Vansteelandt Stijn
Department of Applied Mathematics, Computer Science and Statistics, Ghent University, Krijgslaan 281 S9, Ghent, Belgium.
Biometrics. 2025 Apr 2;81(2). doi: 10.1093/biomtc/ujaf071.
Advances in causal inference have largely ignored continuous exposures, apart from model-based approaches, which face criticism due to potential model misspecification. Model-free approaches based on modified treatment policies, such as uniformly shifting each subject's observed exposure, have emerged as promising alternatives. However, because such interventions are impractical, it is necessary to evaluate a range of possible shifts to generate actionable insights. To address this, we introduce models that parameterize the effects of shift interventions across varying magnitudes, coupled with assumption-lean estimation strategies. To ensure validity and interpretability under model misspecification, we tailor these to minimize (squared) bias in estimating the effects of realistic shifts. We employ debiased machine learning procedures for this but observe them to exhibit erratic behavior under certain data-generating mechanisms, prompting two key innovations. First, we propose a broadly applicable debiasing procedure that yields estimators with significantly improved finite-sample properties and is of independent methodological interest. Second, we develop debiased machine learning estimators for estimands with a more favorable efficiency bound, but more nuanced interpretation when models are misspecified. Unlike existing projection estimators, our methods avoid inverse exposure density weighting and do not demand tailored shift interventions to address positivity violations. Extensive simulations and a re-analysis of the Bangladesh Wash Benefits study demonstrate the effectiveness, stability, and utility of our approach. This work advances assumption-lean methods that balance validity, interpretability, and efficiency.

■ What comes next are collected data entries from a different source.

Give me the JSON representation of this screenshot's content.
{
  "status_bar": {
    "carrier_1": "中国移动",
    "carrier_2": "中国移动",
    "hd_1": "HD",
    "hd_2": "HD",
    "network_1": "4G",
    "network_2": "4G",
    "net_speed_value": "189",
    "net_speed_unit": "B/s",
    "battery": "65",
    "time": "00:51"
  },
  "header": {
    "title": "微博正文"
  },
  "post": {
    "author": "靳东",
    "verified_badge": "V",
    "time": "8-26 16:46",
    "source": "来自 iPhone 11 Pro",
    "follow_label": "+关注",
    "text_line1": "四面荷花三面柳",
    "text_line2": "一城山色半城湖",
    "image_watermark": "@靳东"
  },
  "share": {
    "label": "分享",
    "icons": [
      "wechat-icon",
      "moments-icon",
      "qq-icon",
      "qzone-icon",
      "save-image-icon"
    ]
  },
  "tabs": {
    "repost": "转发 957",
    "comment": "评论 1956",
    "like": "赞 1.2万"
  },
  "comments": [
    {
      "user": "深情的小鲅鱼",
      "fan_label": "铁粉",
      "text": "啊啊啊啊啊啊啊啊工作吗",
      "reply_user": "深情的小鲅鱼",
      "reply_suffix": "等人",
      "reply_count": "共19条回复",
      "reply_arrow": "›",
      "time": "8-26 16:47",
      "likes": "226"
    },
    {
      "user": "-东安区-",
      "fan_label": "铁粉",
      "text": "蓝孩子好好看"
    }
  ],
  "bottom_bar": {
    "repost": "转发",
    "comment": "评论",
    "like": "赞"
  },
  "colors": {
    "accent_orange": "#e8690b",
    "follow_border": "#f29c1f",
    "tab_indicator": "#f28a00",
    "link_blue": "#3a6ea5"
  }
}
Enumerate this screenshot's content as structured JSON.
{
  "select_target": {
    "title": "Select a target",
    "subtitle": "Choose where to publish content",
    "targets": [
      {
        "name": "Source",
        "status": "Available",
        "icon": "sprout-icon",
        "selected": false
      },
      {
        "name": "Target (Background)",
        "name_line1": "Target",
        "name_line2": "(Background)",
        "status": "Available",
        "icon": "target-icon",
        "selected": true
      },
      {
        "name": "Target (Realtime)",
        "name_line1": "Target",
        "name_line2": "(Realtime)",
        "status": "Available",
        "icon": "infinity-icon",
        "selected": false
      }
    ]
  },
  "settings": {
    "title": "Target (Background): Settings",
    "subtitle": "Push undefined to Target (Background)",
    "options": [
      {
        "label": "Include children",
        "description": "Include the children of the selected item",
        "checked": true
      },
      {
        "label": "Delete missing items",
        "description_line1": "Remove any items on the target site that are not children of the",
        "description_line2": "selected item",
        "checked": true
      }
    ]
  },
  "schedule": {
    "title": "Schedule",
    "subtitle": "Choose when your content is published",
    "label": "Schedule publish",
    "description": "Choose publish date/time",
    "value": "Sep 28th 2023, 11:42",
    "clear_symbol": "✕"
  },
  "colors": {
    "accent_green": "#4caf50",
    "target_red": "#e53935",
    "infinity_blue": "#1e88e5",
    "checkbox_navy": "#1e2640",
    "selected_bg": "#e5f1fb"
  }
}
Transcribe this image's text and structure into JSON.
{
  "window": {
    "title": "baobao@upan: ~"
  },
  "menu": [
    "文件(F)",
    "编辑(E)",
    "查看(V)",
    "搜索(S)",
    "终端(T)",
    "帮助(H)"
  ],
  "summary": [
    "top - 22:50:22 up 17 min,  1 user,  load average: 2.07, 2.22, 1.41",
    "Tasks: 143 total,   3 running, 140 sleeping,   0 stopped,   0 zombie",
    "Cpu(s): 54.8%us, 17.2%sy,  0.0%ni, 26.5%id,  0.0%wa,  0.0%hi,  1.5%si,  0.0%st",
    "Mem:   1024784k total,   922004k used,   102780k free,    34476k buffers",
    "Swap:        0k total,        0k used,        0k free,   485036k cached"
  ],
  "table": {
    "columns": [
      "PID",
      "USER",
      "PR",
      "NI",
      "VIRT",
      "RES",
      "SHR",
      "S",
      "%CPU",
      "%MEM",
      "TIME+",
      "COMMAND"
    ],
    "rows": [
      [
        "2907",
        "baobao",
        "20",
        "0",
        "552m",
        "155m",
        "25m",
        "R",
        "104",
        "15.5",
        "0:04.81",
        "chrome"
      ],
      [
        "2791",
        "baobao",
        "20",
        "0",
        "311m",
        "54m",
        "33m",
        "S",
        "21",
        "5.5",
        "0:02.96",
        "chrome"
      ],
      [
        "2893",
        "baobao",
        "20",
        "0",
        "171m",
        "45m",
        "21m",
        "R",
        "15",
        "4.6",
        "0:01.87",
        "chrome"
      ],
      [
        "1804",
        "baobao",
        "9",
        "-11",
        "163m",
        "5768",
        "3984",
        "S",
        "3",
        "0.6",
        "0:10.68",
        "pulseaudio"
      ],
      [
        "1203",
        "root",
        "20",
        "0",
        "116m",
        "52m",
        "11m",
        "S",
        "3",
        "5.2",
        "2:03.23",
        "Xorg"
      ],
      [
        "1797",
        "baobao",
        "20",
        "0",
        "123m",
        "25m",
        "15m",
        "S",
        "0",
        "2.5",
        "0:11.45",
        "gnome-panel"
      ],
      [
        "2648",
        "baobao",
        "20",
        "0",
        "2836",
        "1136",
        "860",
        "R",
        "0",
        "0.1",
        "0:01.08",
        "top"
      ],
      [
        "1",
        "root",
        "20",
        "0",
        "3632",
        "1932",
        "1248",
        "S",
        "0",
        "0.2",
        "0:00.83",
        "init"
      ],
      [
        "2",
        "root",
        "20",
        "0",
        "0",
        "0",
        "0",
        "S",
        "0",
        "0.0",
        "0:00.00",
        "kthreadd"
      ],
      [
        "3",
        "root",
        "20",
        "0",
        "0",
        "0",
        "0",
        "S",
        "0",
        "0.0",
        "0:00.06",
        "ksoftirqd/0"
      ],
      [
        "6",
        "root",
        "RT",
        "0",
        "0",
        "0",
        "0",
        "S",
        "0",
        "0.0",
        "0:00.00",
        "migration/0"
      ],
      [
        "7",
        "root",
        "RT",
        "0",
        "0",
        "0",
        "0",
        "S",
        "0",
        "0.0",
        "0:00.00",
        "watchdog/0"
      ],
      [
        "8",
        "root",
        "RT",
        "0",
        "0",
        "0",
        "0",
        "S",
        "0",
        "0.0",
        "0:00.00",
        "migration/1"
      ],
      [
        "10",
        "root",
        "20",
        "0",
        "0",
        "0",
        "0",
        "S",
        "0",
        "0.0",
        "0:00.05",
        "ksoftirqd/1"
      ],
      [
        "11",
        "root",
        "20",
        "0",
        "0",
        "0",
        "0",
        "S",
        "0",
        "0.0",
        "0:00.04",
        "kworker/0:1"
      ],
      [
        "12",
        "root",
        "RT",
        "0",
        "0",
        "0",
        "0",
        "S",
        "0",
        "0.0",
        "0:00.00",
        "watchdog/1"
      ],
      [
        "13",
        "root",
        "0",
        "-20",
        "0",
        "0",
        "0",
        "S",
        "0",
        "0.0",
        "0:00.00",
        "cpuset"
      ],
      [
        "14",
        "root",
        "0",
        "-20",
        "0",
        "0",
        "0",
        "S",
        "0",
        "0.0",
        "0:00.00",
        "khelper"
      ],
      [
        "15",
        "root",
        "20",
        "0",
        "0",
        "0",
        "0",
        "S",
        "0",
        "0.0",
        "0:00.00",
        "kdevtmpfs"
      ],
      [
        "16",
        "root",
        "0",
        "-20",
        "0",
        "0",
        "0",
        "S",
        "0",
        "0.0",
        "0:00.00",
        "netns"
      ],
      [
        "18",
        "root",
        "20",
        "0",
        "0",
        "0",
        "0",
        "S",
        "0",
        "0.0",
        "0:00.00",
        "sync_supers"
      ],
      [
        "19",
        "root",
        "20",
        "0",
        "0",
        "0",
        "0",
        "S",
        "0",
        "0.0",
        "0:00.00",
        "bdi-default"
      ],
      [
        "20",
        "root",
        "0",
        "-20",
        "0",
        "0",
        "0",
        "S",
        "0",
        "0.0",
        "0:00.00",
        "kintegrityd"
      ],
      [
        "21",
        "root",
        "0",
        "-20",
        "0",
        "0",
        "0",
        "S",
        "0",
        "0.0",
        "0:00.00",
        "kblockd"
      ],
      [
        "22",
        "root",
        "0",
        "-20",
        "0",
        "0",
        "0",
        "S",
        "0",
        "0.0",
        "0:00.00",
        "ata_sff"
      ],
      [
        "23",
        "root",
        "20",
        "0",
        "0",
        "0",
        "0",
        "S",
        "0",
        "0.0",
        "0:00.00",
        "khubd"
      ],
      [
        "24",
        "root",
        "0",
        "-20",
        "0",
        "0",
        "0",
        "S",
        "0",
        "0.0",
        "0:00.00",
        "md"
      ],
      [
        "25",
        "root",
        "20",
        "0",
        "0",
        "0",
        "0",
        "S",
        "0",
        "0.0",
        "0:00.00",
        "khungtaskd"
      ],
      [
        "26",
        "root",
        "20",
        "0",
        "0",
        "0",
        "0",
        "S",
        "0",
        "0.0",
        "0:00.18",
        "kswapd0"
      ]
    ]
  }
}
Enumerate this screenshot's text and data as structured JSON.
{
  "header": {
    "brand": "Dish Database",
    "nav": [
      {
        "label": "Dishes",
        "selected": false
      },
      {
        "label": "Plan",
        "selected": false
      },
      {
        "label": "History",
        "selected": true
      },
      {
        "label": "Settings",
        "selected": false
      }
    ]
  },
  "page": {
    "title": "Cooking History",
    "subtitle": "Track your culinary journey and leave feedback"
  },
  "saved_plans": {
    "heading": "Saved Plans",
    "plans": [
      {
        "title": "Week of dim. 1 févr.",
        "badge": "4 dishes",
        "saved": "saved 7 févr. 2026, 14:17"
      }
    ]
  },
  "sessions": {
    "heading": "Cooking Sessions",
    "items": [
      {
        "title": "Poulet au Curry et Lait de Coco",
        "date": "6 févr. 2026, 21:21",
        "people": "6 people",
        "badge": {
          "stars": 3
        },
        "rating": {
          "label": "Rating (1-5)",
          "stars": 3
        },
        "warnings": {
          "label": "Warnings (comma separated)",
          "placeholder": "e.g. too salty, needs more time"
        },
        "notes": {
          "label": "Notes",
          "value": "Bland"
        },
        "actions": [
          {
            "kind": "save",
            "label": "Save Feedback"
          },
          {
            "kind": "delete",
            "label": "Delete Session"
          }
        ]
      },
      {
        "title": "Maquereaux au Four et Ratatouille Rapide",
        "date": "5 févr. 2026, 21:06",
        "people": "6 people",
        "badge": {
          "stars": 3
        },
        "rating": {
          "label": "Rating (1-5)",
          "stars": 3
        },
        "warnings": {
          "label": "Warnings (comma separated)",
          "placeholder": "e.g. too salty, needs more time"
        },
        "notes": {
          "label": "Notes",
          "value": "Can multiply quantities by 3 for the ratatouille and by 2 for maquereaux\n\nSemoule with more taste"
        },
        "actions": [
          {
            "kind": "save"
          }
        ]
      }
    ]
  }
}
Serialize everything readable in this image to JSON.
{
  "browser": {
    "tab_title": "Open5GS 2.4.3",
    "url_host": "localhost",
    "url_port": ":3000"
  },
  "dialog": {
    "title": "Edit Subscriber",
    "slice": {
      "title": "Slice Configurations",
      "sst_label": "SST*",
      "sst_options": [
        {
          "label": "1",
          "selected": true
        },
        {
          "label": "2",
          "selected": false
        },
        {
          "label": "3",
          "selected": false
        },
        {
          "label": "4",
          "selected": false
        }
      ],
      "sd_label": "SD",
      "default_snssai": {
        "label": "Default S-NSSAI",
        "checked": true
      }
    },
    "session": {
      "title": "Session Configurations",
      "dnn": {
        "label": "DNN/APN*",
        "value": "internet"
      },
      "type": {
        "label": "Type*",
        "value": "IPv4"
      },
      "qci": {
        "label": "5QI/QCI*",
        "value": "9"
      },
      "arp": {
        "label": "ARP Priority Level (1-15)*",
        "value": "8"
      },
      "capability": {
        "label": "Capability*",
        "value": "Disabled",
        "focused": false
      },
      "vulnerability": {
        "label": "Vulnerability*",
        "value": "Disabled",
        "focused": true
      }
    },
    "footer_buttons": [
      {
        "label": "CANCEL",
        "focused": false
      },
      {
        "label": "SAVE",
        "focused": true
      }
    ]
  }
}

除了基于模型的方法外,因果推断的进展在很大程度上忽略了连续暴露,而基于模型的方法由于潜在的模型错误设定而面临批评。基于修改后的治疗策略的无模型方法,如统一改变每个受试者的观察暴露,已成为有前景的替代方法。然而,由于这种干预不切实际,有必要评估一系列可能的改变以产生可操作的见解。为了解决这个问题,我们引入了一些模型,这些模型对不同幅度的改变干预的效果进行参数化,并结合了少假设的估计策略。为了确保在模型错误设定下的有效性和可解释性,我们对这些模型进行调整,以尽量减少估计实际改变效果时的(平方)偏差。我们为此采用了去偏机器学习程序,但观察到它们在某些数据生成机制下表现出不稳定的行为,这促使了两项关键创新。首先,我们提出了一种广泛适用的去偏程序,该程序产生的估计器具有显著改善的有限样本性质,并且具有独立的方法学意义。其次,我们为具有更有利效率界但在模型错误设定时解释更细微的估计量开发了去偏机器学习估计器。与现有的投影估计器不同,我们的方法避免了逆暴露密度加权,并且不需要定制的改变干预来解决正性违反问题。广泛的模拟和对孟加拉国水与卫生效益研究的重新分析证明了我们方法的有效性、稳定性和实用性。这项工作推进了平衡有效性、可解释性和效率的少假设方法。